L’article L613-19 du CPI. La seule personne qui peut demander la licence d’office, il peut le faire par l’intermédiaire du ministre chargé de la défense et l’arrêté émane du Ministre chargé de la propriété industrielle.

 On retrouve les mêmes caractéristiques des licences d’office précédente : champ d’application, durée, redevances par le Tribunal de Grande Instance à défaut d’accord. La seule adaptation est que si les redevances sont fixées par le Tribunal de Grande Instance les redevances sont fixées en chambre du conseil de manière confidentielle. Ce n’est pas forcément l’État lui-même qui va l’exploiter, il peut confier l’exploitation à un tiers.

 N.B. : L’État peut aller jusqu’à exproprier une invention dans l’intérêt de la défense nationale, avec indemnité pour le breveté exproprié (négociée avec l’État et à défaut d’accord fixée par le Tribunal de Grande Instance).

 4.   Les licences d’office dans l’intérêt de l’élevage

L’article L5141-13 du code de la santé publique relatif à une licence d’office portant sur les brevets portant sur les médicaments vétérinaires. Cet article a deux objectifs :

                   La licence d’office dans l’intérêt de la santé publique peut s’appliquer aux médicaments vétérinaires si leur mauvaise exploitation nuit à la santé publique.

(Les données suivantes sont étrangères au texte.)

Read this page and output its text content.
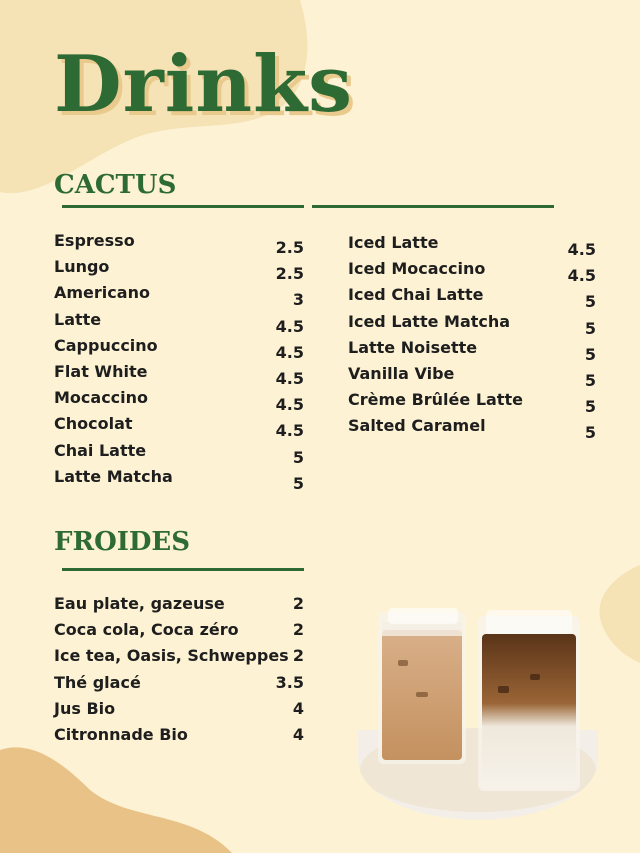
Drinks
CACTUS
Espresso	2.5
Lungo	2.5
Americano	3
Latte	4.5
Cappuccino	4.5
Flat White	4.5
Mocaccino	4.5
Chocolat	4.5
Chai Latte	5
Latte Matcha	5
Iced Latte	4.5
Iced Mocaccino	4.5
Iced Chai Latte	5
Iced Latte Matcha	5
Latte Noisette	5
Vanilla Vibe	5
Crème Brûlée Latte	5
Salted Caramel	5
FROIDES
Eau plate, gazeuse	2
Coca cola, Coca zéro	2
Ice tea, Oasis, Schweppes 2
Thé glacé	3.5
Jus Bio	4
Citronnade Bio	4
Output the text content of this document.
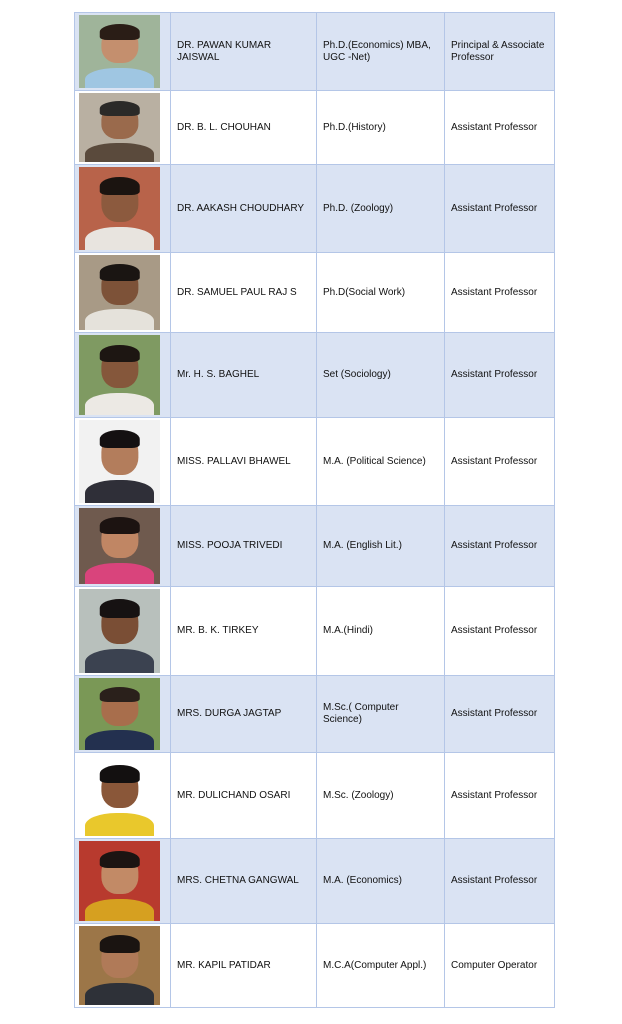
	DR. PAWAN KUMAR JAISWAL	Ph.D.(Economics) MBA, UGC -Net)	Principal & Associate Professor

	DR. B. L. CHOUHAN	Ph.D.(History)	Assistant Professor

	DR. AAKASH CHOUDHARY	Ph.D. (Zoology)	Assistant Professor

	DR. SAMUEL PAUL RAJ S	Ph.D(Social Work)	Assistant Professor

	Mr. H. S. BAGHEL	Set (Sociology)	Assistant Professor

	MISS. PALLAVI BHAWEL	M.A. (Political Science)	Assistant Professor

	MISS. POOJA TRIVEDI	M.A. (English Lit.)	Assistant Professor

	MR. B. K. TIRKEY	M.A.(Hindi)	Assistant Professor

	MRS. DURGA JAGTAP	M.Sc.( Computer Science)	Assistant Professor

	MR. DULICHAND OSARI	M.Sc. (Zoology)	Assistant Professor

	MRS. CHETNA GANGWAL	M.A. (Economics)	Assistant Professor

	MR. KAPIL PATIDAR	M.C.A(Computer Appl.)	Computer Operator
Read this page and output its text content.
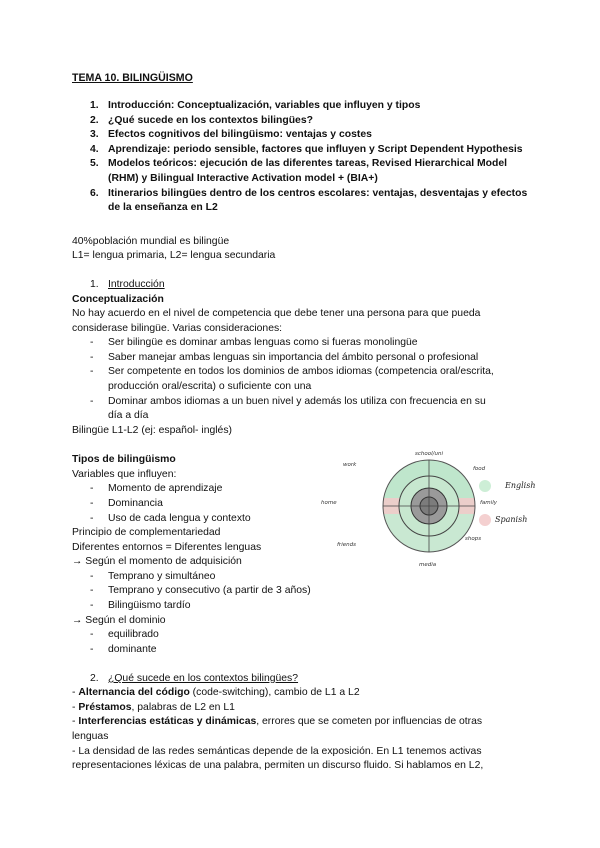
TEMA 10. BILINGÜISMO
1. Introducción: Conceptualización, variables que influyen y tipos
2. ¿Qué sucede en los contextos bilingües?
3. Efectos cognitivos del bilingüismo: ventajas y costes
4. Aprendizaje: periodo sensible, factores que influyen y Script Dependent Hypothesis
5. Modelos teóricos: ejecución de las diferentes tareas, Revised Hierarchical Model (RHM) y Bilingual Interactive Activation model + (BIA+)
6. Itinerarios bilingües dentro de los centros escolares: ventajas, desventajas y efectos de la enseñanza en L2
40%población mundial es bilingüe
L1= lengua primaria, L2= lengua secundaria
1. Introducción
Conceptualización
No hay acuerdo en el nivel de competencia que debe tener una persona para que pueda
considerase bilingüe. Varias consideraciones:
- Ser bilingüe es dominar ambas lenguas como si fueras monolingüe
- Saber manejar ambas lenguas sin importancia del ámbito personal o profesional
- Ser competente en todos los dominios de ambos idiomas (competencia oral/escrita,
producción oral/escrita) o suficiente con una
- Dominar ambos idiomas a un buen nivel y además los utiliza con frecuencia en su
día a día
Bilingüe L1-L2 (ej: español- inglés)
Tipos de bilingüismo
Variables que influyen:
- Momento de aprendizaje
- Dominancia
- Uso de cada lengua y contexto
Principio de complementariedad
Diferentes entornos = Diferentes lenguas
→ Según el momento de adquisición
- Temprano y simultáneo
- Temprano y consecutivo (a partir de 3 años)
- Bilingüismo tardío
→ Según el dominio
- equilibrado
- dominante
school/uni
food
family
shops
media
friends
home
work
English
Spanish
2. ¿Qué sucede en los contextos bilingües?
- Alternancia del código (code-switching), cambio de L1 a L2
- Préstamos, palabras de L2 en L1
- Interferencias estáticas y dinámicas, errores que se cometen por influencias de otras
lenguas
- La densidad de las redes semánticas depende de la exposición. En L1 tenemos activas
representaciones léxicas de una palabra, permiten un discurso fluido. Si hablamos en L2,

                   Par exception il est possible d’appliquer la licence d’office dans l’intérêt de l’économie nationale aux médicaments vétérinaires ou dans l’intérêt de l’économie de l’élevage.

 Les ministres compétents : les ministres de l’agriculture et de la propriété industrielle.

 5.   La licence obligatoire de brevet portant sur des produits pharmaceutiques destinés à l’exportation (= licence d’office)

L’origine de cette licence est les négociations dans le cadre de l’O.M.C. et de l’ADPIC : dans le cadre de ces accords les États doivent faire évoluer leur législation pour que les médicaments soient brevetables.

 Cela ne pose pas de problème dans les pays développés mais plus de problème pour les pays en voie de développement car si à terme il peut y avoir des brevets sur les médicaments cela peut poser  des problèmes de santé publique. En effet si on admet un brevet sur le médicament, seul le titulaire du brevet pourra le commercialiser et à un prix supérieur au prix pratiqué si il n’y avait pas eu de brevet. Ce renchérissement des brevets pose un réel problème dans ces pays en développement qui n’ont pas  les moyens financiers d’accéder à ces médicaments et qui connaissent pourtant des pandémies.

 Conférence à Doha en 2001 : reconnaître aux États Membres de l’O.M.C. la possibilité de recourir aux licences obligatoires dans des situations d’urgence sanitaire. Mais ce n’était pas encore suffisant car l’économie de ces pays en développement ne dispose pas de la capacité industrielle pour produire les médicaments sous couvert de la licence obligatoire.

 L’O.M.C. a adopté l’idée d’autoriser les entreprises des pays développés à obtenir une licence  obligatoire pour fabriquer des médicaments en vue de leur exportation vers les pays en développement.

 

Mécanisme en deux temps :

  • Obtention d’une licence de fabrication et de commercialisation dans le produit exportateur
  •   Demande des pays importateurs accompagnées de licences obligatoires afin de permettre l’importation et la commercialisation des médicaments

  —>  Le règlement de l’UE du 17 mai 2006 a été adopté afin d’harmoniser la délivrance de telles licences d’exportation et de fabrication. Ce règlement est traduit dans le droit français à l’article L613-17-1 du CPI qui met en place la procédure pour obtenir ce type de licence.